Alex Brandon, AP
Federal Reserve board member Jerome Powell stands as President Donald Trump announces him as his nominee for the next chair of the Federal Reserve in the Rose Garden of the White House in Washington, Thursday, Nov. 2, 2017. (AP Photo/Alex Brandon)

On Saturday, Jerome Powell will replace Federal Reserve Board Chair Janet Yellen and become one of the most important figures in the world — chairman of the Fed. For most people, a change in the guard at the Fed is a sleepfest — probably only getting a glancing reference on the 5 o’clock news. But it shouldn’t be.

The days of disciplined fiscal responsibility are a distant memory, and our world continues to lurch from crisis to crisis. And when disaster strikes, Washington turns to the Fed to fix the mess.

A 2015 report from McKinsey shows global debt expanded $57 trillion since the financial challenges in 2007, with global debt now almost three times global economic output. To put this in perspective, if you took every penny of revenue produced in the world and applied it to the debt, it would take nearly three years to pay it off — and that is if there is no interest on the debt.

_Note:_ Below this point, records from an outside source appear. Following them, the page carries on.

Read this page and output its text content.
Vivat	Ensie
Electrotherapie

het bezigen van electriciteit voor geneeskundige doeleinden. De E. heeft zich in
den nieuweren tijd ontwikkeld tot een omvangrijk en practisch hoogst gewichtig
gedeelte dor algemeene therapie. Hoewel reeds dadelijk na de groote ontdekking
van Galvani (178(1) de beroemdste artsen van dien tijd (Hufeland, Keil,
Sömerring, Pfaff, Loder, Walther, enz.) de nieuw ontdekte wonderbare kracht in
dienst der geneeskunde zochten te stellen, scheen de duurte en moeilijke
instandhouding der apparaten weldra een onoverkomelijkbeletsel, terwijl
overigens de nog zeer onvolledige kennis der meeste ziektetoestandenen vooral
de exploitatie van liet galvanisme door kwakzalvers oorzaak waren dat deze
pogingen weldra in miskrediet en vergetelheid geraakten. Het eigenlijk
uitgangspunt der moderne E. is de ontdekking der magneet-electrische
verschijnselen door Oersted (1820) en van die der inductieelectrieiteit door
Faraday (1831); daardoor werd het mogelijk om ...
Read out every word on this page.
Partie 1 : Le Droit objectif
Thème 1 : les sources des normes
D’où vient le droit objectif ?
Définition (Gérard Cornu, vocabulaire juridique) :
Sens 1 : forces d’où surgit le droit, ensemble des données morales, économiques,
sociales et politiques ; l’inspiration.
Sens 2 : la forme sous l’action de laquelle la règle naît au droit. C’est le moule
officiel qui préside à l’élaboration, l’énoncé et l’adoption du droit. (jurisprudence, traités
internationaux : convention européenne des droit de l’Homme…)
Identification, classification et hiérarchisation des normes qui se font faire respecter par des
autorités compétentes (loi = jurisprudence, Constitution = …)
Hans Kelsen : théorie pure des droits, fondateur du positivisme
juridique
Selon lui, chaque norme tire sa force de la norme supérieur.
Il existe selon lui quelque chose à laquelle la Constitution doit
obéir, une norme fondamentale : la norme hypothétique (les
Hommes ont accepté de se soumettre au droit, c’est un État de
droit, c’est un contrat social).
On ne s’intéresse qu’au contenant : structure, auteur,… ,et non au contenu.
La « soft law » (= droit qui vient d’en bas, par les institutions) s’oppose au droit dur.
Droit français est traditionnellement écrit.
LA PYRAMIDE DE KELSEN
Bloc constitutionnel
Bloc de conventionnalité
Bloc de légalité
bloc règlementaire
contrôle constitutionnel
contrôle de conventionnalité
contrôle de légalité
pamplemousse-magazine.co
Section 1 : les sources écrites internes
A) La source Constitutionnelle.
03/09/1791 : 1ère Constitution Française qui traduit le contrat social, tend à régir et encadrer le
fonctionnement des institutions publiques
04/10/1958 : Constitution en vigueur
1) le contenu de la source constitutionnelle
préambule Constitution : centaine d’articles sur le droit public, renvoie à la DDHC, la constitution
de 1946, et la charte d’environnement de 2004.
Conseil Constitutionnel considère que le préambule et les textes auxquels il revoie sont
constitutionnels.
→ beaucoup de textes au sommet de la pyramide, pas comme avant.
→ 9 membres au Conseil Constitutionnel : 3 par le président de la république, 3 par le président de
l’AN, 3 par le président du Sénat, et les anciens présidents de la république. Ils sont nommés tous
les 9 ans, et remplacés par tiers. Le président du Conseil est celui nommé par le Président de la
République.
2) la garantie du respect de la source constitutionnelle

But interest is charged on the debt, and central banks like the Fed hold the key to the amount of interest charged.

When you finance spending, there is a power shift from borrower to lender. So in a sense, there has been a gradual shift in power from Washington to the Fed — the lender for U.S. debt. And if the trend in debt financing continues, Washington may find itself powerless in a future crisis.

It hasn’t always been this way.

In a letter to Virginia politician John Taylor in 1816, Thomas Jefferson expressed his views on fiscal debt:

"And I sincerely believe with you, that banking establishments are more dangerous than standing armies; & that the principle of spending money to be paid by posterity, under the name of funding, is but swindling futurity on a large scale."

In the 1830s, Andrew Jackson fought vehemently against the creation of a national central bank, arguing that a central bank will concentrate too much “financial power” on the private banking institutions. Before seeking the presidency, Jackson had struggled in his career because of a tightening of credit, and he “retained a general distrust of financial institutions,” knowing firsthand the power they exerted over the citizens.

Eventually, a central bank was established in the United States in 1913.

But even in the early days, the Fed did not yield the power it does today. It was like the third-string quarterback on the winning team of fiscal responsibility in Washington.

Today, the Fed is the star — rushing the field with new and exotic games of finance: quantitative easing, the Greenspan put and entirely possible negative interest rates in the future. All this because the executive and legislative branches seem unwilling to take responsibility for the budget.

And the debt ticks higher. Now, it's almost $21 trillion. And the power of the president and Congress to do anything about it slowly slips away.

So on Saturday, the keys to one of the most influential offices in the world are being handed over to a new Fed chairman — Jerome Powell.

What will he do with the keys?

By most accounts, he will continue the path set by Yellen. The economy has improved since President Donald Trump took office in 2017, and the Fed has used the time to normalize fiscal policy after nearly 10 years of easing. It raised interest rates three times in 2017 and started buying back the bonds it issued to stimulate the economy.

It’s widely expected a Powell-led Fed will do the same in 2018. But what will he do in the next crisis?

During the Senate confirmation hearings, Powell made some statements that shed light on this question.

First, he vowed to “respond decisively” to any new economic crisis.

“We must retain the flexibility to adjust our policies in response to economic developments. ... We must be prepared to respond decisively and with appropriate force to new and unexpected threats to the nation’s financial stability and economic prosperity.”

When pressed on the issue of whether any U.S. banks are still considered too big to fail, Powell responded with a simple “no.”

Comment on this story

Austerity is a term used to describe an economic policy that is tough on borrowers. Austere measures in Washington would include cutting spending, increasing taxes or a combination of both. About “too big to fail,” austerity would mean allowing the natural consequences of poor decisions to play out and not bail them out.

Austerity is a hard pill for most to swallow. But it is often needed to turn things around. In the world of undisciplined fiscal responsibility and extravagant spending, it is refreshing to hear a simple “no” from Powell.

He has a fine line to walk. Let us hope he does it well.